Las reiteradas críticas del expresidente Óscar Arias y del excandidato presidencial Ottón Solís a sus respectivos partidos políticos tienen una misma explicación: sus egos.
Pese a sus marcadas diferencias, estos connotados políticos comparten una idéntica visión de sí mismos dentro de sus agrupaciones: creerse sus dueños.
Estas figuras, que cuentan con un respaldo popular mayor al de sus partidos, en una aparente lógica electoral de largo plazo buscan desmarcarse del estado actual que atraviesan las agrupaciones a las que pertenecen, y, por ende, actúan como críticos ácidos y sistemáticos de sus partidos.
Su actitud parece estar orientada a crear una relación de dependencia de su partido hacia ellos, como si fueran los únicos redentores en este valle de lágrimas. Padecen de un complejo mesiánico latente, en el que solo Dios podría hacerlos cambiar de criterio.
Concepción egocéntrica. Esta concepción egocéntrica de la política hace comprensibles sus actitudes: si les va bien a sus partidos sin su ayuda, les molesta, y, si les va mal, es porque estas agrupaciones no solicitan ni escuchan su palabra. No comprenden que discrepar no significa desobediencia. Es claro, sin embargo, que tampoco es oportuno renegar de su experiencia, y que distanciarse de ellos, cuando se carece de bases propias, es condenarse voluntariamente al ostracismo.

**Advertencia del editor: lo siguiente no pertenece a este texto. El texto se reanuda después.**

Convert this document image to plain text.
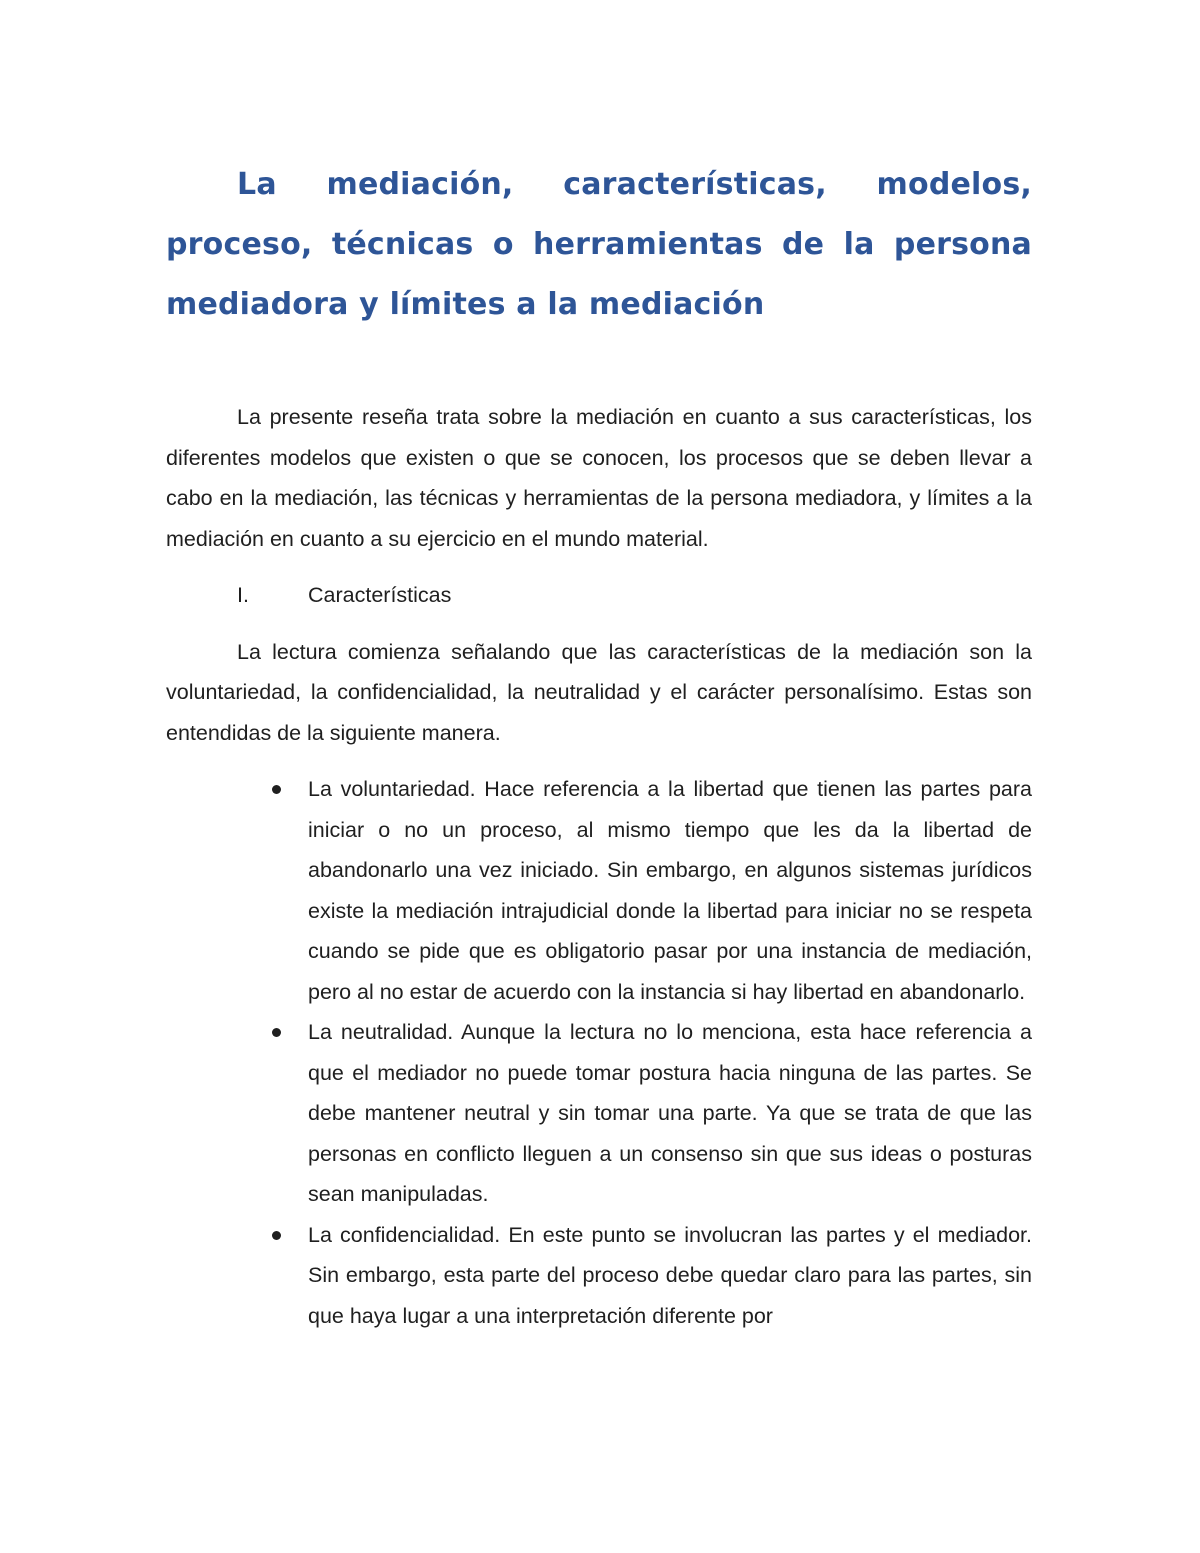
La mediación, características, modelos, proceso, técnicas o herramientas de la persona mediadora y límites a la mediación

La presente reseña trata sobre la mediación en cuanto a sus características, los diferentes modelos que existen o que se conocen, los procesos que se deben llevar a cabo en la mediación, las técnicas y herramientas de la persona mediadora, y límites a la mediación en cuanto a su ejercicio en el mundo material.

I.	Características

La lectura comienza señalando que las características de la mediación son la voluntariedad, la confidencialidad, la neutralidad y el carácter personalísimo. Estas son entendidas de la siguiente manera.

La voluntariedad. Hace referencia a la libertad que tienen las partes para iniciar o no un proceso, al mismo tiempo que les da la libertad de abandonarlo una vez iniciado. Sin embargo, en algunos sistemas jurídicos existe la mediación intrajudicial donde la libertad para iniciar no se respeta cuando se pide que es obligatorio pasar por una instancia de mediación, pero al no estar de acuerdo con la instancia si hay libertad en abandonarlo.
La neutralidad. Aunque la lectura no lo menciona, esta hace referencia a que el mediador no puede tomar postura hacia ninguna de las partes. Se debe mantener neutral y sin tomar una parte. Ya que se trata de que las personas en conflicto lleguen a un consenso sin que sus ideas o posturas sean manipuladas.
La confidencialidad. En este punto se involucran las partes y el mediador. Sin embargo, esta parte del proceso debe quedar claro para las partes, sin que haya lugar a una interpretación diferente por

El personalismo en la política debe tener sus límites, y los partidos políticos deben tener su propia vida, independientemente de la voluntad de sus líderes.
Debemos aprender a desconfiar de la extrema “sinceridad”, el dogmatismo ético y los mea culpa de los caudillos, pues eso podría ocultar fines que no necesariamente coinciden con el éxito de los partidos.
Los sistemas políticos en los que predominan los liderazgos personales o caudillistas están más cerca de una dictadura que de una democracia.